Zehn Jahre und einen Monat lang hatte er nichts gesagt. Clarence Thomas (74), Richter am US-Supreme Court, galt als «der grosse Schweiger». Der erst zweite schwarze Richter am höchsten Gericht der USA sass jahrelang unauffällig im Hintergrund, während seine Kollegen über die spektakulärsten Urteile im Land urteilten. Das änderte sich im Februar 2016. Da machte Thomas, nach zehn Jahren und einem Monat, wieder seinen Mund auf und stellte einer Anwältin eine Frage. Diese war zwar belanglos, aber alles, was darauf folgte, nicht.
Denn seither sind die USA stark nach rechts gerückt. Die Demokraten stellen noch den – nicht gerade beliebten – Präsidenten, die meisten Analysten gehen aber davon aus, dass nach den Kongress-Wahlen im Herbst die Republikaner die Mehrheit im Senat und Repräsentantenhaus haben werden. Das höchste US-Gericht ist da bereits weiter: die Konservativen dominieren.
Thomas gibt den Ton an
Der letzte, eindeutigste Beweis war vor wenigen Tagen der Entscheid des Supreme Courts, Abtreibungen zu verbieten. Das Gericht wird seither von den Konservativen, insbesondere den Christen, geliebt, von allen anderen gehasst. Der mittlerweile einflussreichste dieser höchsten Richter ist zugleich der konservativste und kontroverseste: Clarence Thomas (74).

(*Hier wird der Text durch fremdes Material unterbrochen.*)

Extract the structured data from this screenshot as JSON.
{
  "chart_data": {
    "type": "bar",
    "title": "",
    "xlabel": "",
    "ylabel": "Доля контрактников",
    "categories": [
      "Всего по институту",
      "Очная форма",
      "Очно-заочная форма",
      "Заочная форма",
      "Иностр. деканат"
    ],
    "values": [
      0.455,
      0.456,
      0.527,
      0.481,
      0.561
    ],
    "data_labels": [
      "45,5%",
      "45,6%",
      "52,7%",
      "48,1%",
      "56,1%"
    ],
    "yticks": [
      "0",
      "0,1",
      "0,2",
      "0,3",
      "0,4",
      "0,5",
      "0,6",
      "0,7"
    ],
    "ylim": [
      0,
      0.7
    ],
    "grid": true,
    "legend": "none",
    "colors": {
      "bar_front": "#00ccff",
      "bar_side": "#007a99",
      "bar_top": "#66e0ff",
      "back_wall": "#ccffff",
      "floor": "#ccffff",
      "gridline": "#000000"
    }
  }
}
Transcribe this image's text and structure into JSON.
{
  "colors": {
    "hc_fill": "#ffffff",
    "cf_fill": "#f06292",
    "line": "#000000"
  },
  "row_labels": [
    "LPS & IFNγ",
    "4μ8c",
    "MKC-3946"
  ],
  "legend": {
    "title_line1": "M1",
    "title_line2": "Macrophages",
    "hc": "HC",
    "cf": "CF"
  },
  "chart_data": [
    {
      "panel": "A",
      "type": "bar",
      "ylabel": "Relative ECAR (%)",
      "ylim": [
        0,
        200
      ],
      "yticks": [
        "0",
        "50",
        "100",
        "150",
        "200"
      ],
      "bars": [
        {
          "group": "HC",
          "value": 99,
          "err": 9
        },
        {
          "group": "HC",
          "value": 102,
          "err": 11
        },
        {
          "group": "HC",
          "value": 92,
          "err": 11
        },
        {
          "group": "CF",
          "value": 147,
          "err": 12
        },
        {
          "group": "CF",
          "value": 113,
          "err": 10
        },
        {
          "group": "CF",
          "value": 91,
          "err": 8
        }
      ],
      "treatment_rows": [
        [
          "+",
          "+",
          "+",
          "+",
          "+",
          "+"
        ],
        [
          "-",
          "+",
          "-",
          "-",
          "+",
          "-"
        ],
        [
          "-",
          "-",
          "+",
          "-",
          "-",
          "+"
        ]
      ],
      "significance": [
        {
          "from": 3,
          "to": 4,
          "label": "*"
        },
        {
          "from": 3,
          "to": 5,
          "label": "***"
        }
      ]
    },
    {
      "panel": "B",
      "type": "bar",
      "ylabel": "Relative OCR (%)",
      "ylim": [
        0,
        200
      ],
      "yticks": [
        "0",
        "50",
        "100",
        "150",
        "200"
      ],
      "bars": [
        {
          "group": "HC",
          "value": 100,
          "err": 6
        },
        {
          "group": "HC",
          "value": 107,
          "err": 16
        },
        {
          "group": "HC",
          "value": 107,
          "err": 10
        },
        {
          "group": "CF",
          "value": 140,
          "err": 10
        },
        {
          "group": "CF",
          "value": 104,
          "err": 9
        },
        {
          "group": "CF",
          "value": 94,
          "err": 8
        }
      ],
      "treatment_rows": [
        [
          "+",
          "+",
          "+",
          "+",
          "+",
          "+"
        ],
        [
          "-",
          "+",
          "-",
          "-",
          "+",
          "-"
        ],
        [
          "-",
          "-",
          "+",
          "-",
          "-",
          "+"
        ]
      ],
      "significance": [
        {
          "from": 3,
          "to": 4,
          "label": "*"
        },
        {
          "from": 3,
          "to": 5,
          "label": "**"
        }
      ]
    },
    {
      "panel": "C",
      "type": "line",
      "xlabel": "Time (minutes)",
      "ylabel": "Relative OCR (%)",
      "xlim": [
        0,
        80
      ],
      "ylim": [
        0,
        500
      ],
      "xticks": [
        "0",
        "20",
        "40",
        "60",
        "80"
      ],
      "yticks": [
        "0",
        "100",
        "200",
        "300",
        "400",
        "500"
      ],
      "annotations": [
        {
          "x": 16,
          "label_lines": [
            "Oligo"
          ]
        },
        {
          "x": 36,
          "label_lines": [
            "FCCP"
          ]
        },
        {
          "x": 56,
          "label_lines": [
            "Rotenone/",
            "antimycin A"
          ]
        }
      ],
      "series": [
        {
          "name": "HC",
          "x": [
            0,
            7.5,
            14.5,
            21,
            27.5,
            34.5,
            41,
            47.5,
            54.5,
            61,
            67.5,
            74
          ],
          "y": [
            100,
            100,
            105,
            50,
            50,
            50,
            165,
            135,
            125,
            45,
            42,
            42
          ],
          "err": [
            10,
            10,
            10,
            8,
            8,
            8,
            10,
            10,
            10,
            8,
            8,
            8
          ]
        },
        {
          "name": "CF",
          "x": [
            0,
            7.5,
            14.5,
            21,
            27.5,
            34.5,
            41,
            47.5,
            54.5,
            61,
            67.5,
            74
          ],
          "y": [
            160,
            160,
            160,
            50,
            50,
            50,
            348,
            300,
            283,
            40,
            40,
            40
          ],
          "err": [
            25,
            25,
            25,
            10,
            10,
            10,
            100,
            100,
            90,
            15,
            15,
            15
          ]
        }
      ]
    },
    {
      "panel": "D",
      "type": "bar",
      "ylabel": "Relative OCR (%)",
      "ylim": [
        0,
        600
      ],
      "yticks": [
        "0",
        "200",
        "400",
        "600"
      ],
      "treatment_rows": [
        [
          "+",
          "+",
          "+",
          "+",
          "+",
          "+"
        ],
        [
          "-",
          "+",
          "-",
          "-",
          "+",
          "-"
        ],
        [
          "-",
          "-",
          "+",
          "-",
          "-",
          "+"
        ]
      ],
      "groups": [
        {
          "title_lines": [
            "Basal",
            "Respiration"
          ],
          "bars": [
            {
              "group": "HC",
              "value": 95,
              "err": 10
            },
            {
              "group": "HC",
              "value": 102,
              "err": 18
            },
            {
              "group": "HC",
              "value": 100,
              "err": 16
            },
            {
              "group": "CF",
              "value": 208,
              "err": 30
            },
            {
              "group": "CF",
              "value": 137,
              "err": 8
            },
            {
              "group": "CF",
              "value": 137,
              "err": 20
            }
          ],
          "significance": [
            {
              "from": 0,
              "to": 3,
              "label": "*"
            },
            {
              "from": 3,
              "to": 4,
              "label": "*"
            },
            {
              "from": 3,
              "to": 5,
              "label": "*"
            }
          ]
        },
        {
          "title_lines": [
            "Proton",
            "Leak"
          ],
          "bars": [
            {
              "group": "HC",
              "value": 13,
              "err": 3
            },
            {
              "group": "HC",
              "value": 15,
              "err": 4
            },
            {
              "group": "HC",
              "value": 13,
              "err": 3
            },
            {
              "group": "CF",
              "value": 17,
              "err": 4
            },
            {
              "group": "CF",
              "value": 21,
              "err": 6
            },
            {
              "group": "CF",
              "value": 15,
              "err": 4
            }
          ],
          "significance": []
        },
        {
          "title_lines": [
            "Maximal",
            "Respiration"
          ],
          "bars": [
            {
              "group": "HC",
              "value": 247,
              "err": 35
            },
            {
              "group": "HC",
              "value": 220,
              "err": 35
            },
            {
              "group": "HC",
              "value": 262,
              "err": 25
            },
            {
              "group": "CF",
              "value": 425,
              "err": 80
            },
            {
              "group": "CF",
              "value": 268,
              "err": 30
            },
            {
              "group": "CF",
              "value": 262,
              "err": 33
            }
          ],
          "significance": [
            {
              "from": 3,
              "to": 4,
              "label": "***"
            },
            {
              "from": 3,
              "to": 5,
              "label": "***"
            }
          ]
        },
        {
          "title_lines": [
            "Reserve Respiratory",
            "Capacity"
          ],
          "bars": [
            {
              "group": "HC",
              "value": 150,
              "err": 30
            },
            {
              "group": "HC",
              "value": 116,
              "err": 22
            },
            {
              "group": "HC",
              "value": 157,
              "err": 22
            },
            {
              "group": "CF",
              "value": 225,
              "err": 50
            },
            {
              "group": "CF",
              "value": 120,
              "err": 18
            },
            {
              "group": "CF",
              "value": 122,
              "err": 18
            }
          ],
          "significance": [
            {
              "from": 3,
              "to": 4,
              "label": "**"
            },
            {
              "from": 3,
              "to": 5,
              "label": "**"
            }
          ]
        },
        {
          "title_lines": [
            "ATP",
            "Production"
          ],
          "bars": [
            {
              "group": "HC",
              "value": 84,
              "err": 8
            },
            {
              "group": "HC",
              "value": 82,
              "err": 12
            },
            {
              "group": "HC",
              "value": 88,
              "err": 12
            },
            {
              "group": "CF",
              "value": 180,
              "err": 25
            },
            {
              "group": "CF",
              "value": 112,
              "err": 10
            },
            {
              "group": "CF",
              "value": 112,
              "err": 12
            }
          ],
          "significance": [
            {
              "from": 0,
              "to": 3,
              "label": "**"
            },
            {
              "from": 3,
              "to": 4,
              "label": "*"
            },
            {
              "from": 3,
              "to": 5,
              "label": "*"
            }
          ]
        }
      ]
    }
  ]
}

Seit seiner Wortmeldung im Jahr 2016 hat er sich radikal gewandelt. Mittlerweile gehört Thomas laut «New York Times» zu den redseligsten Richtern und nimmt mehr Einfluss auf die Entscheide als jeder andere. Dazu gehört nicht nur das Abtreibungsverbot, sondern auch die Ausweitung des Waffenrechts oder die Einschränkung des Wahlrechts. Diese jüngsten, riesigen Veränderungen seien das Resultat, aber kaum das Ende einer christlich-konservativen Kampagne, die Thomas am höchsten Gericht mit flankiere, schreibt der «Spiegel» in einem Porträt über Thomas. Und bezeichnet den Rechtsruck des Supreme Courts als «Krönung seines Lebenswerks.»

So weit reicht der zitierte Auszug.